Baseball bobbles its giveaways By PETER FUNT
The 1966 baseball season was particularly memorable in St. Louis, and not just because the Cardinals moved to a new $25 million stadium, hosted the All-Star Game, and every few days sent flame-thrower Bob Gibson to the mound, where he won 21 games and struck out 225 batters.
That year, the Cardinals created a unique promotional giveaway. It was beautiful, it was coveted, and it helped define a marketing concept that has angered fans for over half a century.
The Immortals Coin Set, as it was known, consisted of a 9-inch, red cardboard display, with slots for 12 gold-colored "coins," honoring local greats, including Stan Musial, Dizzy Dean and Frankie Frisch. But here's the rub: Instead of distributing it to everyone attending a game, the Cardinals gave the set only to season ticket holders.
The shortsighted marketing strategy of tempting many fans, but pleasing only some, continues today across the Major Leagues, where attendance is slipping, and premiums, such as bobbleheads, often seem more attractive to fans than the action on the field.
This season, for example, the Boston Red Sox are giving away prized bobbleheads on five dates to the first 10,000 people to arrive at Fenway Park. Trouble is, Fenway holds 37,755 people, meaning that at each bobblehead game there could be as many as 27,755 unhappy fans.
The Yankees are also giving away bobbleheads on five dates, to the first 18,000 "guests," as the team calls its paying customers. But Yankee Stadium holds 54,251 people, leaving room for 36,251 soon-to-be-former guests.
In Houston, where Minute Maid Park holds 41,168 people, the Astros limit most giveaways — including the "floppy summer hat," the "infinity scarf," the "Astros gym bag" and four bobbleheads — to only the first 10,000 who show up.
Offering gifts to relatively few fans is really a ploy to bring customers to ballparks hours ahead of time in order to sell them food, beverages and, yes, other souvenirs.
In San Francisco, the Giants are not only stingy with giveaways, they also have the audacity to offer a package of 24 free souvenirs to season ticket holders — a $0 value — for the bargain price of $260.

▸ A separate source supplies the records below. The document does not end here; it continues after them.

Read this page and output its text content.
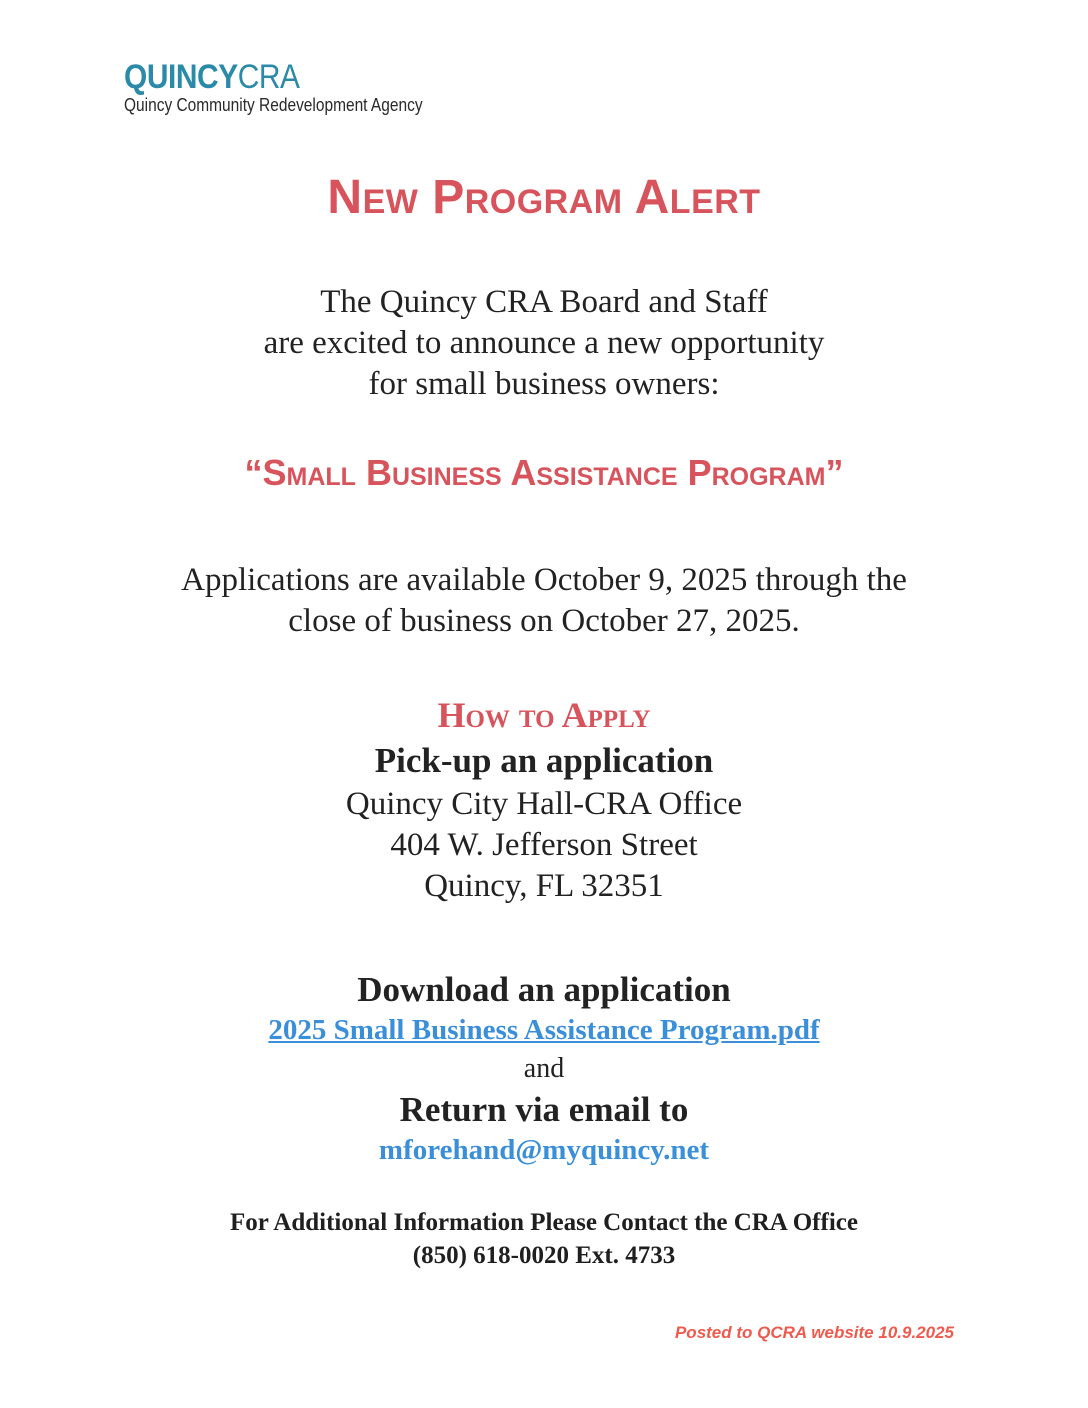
QUINCYCRA
Quincy Community Redevelopment Agency
New Program Alert
The Quincy CRA Board and Staff
are excited to announce a new opportunity
for small business owners:
“Small Business Assistance Program”
Applications are available October 9, 2025 through the
close of business on October 27, 2025.
How to Apply
Pick-up an application
Quincy City Hall-CRA Office
404 W. Jefferson Street
Quincy, FL 32351
Download an application
2025 Small Business Assistance Program.pdf
and
Return via email to
mforehand@myquincy.net
For Additional Information Please Contact the CRA Office
(850) 618-0020 Ext. 4733
Posted to QCRA website 10.9.2025
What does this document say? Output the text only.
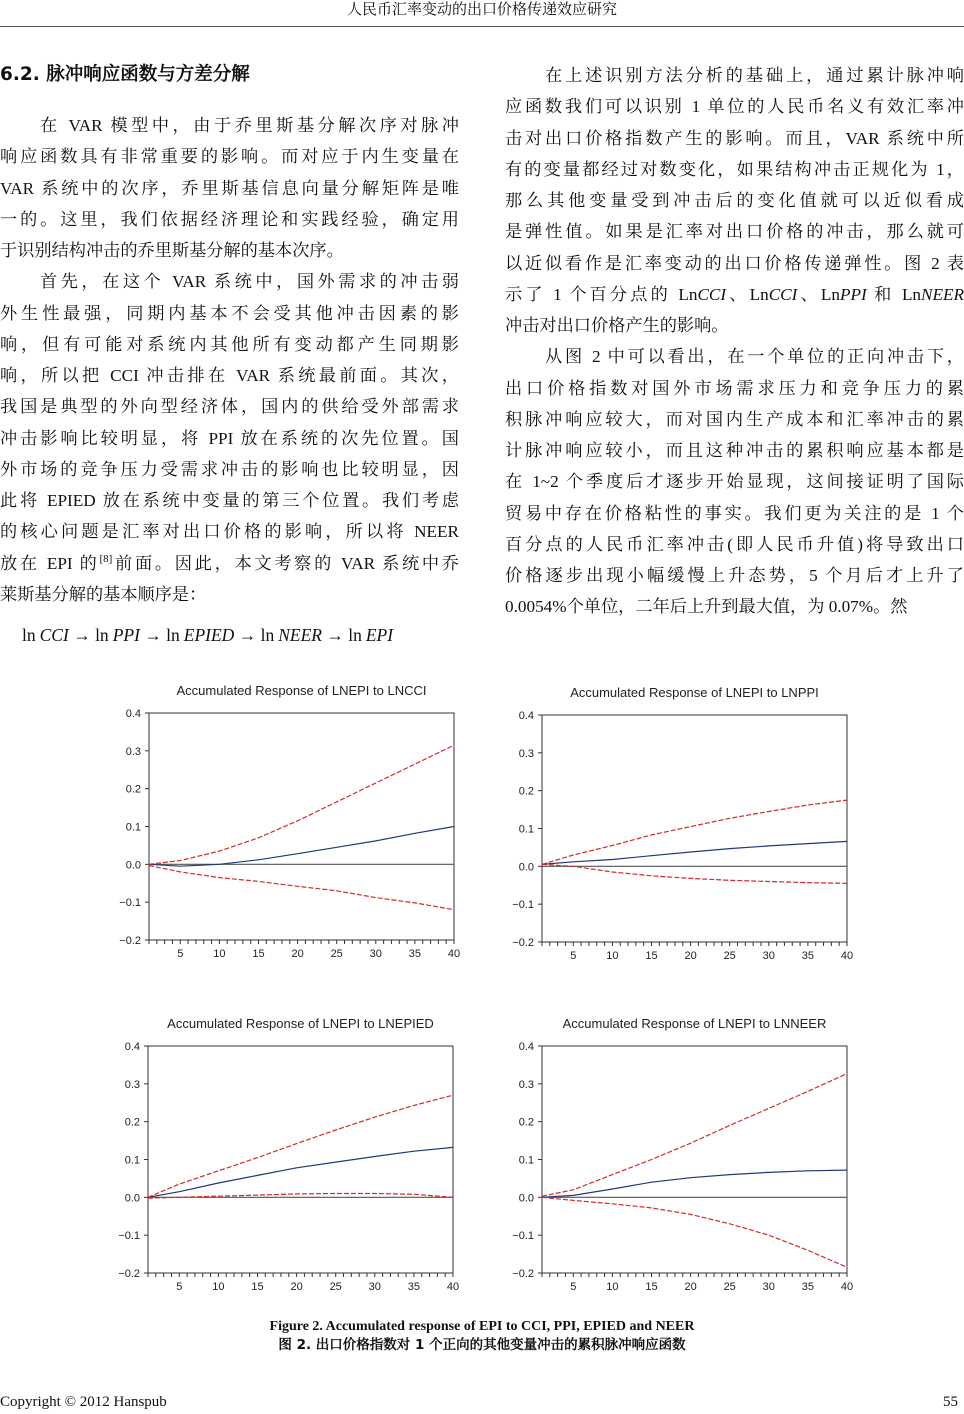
人民币汇率变动的出口价格传递效应研究
6.2. 脉冲响应函数与方差分解
在 VAR 模型中，由于乔里斯基分解次序对脉冲
响应函数具有非常重要的影响。而对应于内生变量在
VAR 系统中的次序，乔里斯基信息向量分解矩阵是唯
一的。这里，我们依据经济理论和实践经验，确定用
于识别结构冲击的乔里斯基分解的基本次序。
首先，在这个 VAR 系统中，国外需求的冲击弱
外生性最强，同期内基本不会受其他冲击因素的影
响，但有可能对系统内其他所有变动都产生同期影
响，所以把 CCI 冲击排在 VAR 系统最前面。其次，
我国是典型的外向型经济体，国内的供给受外部需求
冲击影响比较明显，将 PPI 放在系统的次先位置。国
外市场的竞争压力受需求冲击的影响也比较明显，因
此将 EPIED 放在系统中变量的第三个位置。我们考虑
的核心问题是汇率对出口价格的影响，所以将 NEER
放在 EPI 的[8]前面。因此，本文考察的 VAR 系统中乔
莱斯基分解的基本顺序是：
ln CCI → ln PPI → ln EPIED → ln NEER → ln EPI
在上述识别方法分析的基础上，通过累计脉冲响
应函数我们可以识别 1 单位的人民币名义有效汇率冲
击对出口价格指数产生的影响。而且，VAR 系统中所
有的变量都经过对数变化，如果结构冲击正规化为 1，
那么其他变量受到冲击后的变化值就可以近似看成
是弹性值。如果是汇率对出口价格的冲击，那么就可
以近似看作是汇率变动的出口价格传递弹性。图 2 表
示了 1 个百分点的 LnCCI、LnCCI、LnPPI 和 LnNEER
冲击对出口价格产生的影响。
从图 2 中可以看出，在一个单位的正向冲击下，
出口价格指数对国外市场需求压力和竞争压力的累
积脉冲响应较大，而对国内生产成本和汇率冲击的累
计脉冲响应较小，而且这种冲击的累积响应基本都是
在 1~2 个季度后才逐步开始显现，这间接证明了国际
贸易中存在价格粘性的事实。我们更为关注的是 1 个
百分点的人民币汇率冲击(即人民币升值)将导致出口
价格逐步出现小幅缓慢上升态势，5 个月后才上升了
0.0054%个单位，二年后上升到最大值，为 0.07%。然
Accumulated Response of LNEPI to LNCCI
0.4
0.3
0.2
0.1
0.0
−0.1
−0.2
5	10 15 20 25 30 35 40
Accumulated Response of LNEPI to LNPPI
0.4
0.3
0.2
0.1
0.0
−0.1
−0.2
5	10 15 20 25 30 35 40
Accumulated Response of LNEPI to LNEPIED
0.4
0.3
0.2
0.1
0.0
−0.1
−0.2
5	10 15 20 25 30 35 40
Accumulated Response of LNEPI to LNNEER
0.4
0.3
0.2
0.1
0.0
−0.1
−0.2
5	10 15 20 25 30 35 40
Figure 2. Accumulated response of EPI to CCI, PPI, EPIED and NEER
图 2. 出口价格指数对 1 个正向的其他变量冲击的累积脉冲响应函数
Copyright © 2012 Hanspub	55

A few teams, such as the Phillies, Marlins and Angels, give most promotional items to all fans who attend a game. But others seem to be pennywise and fan foolish. In Arizona, the Diamondbacks offered a Kids Bat & Ball Set to kick off this season — but only to the first 5,000 youngsters.
Baseball's marketing executives have been debating this for years, clearly coming to different strategic conclusions. Some work with simple math, weighing the cost of each item against projected revenue for the specific game; others see a bigger picture in creating fan loyalty.
When former Yankees great Derek Jeter took over this year as the Marlins CEO, he promised a "first class" experience, and followed up by announcing that giveaways will be available to all fans.
That's very much in the spirit of the guy who started all this, Bill Veeck, baseball's version of P.T. Barnum. Beginning in 1946, when he ran the Cleveland Indians, Veeck gave away everything from full-size bats to free hotdogs, free lobsters and free chocolate-covered ants. He even staged a "Free Nylon Stocking Day."
Veeck's antics often angered fellow owners, but he was a master at bringing fans to the ballpark and making them happy. Veeck even began the tradition of singing "Take Me Out to the Ballgame" in the seventh inning.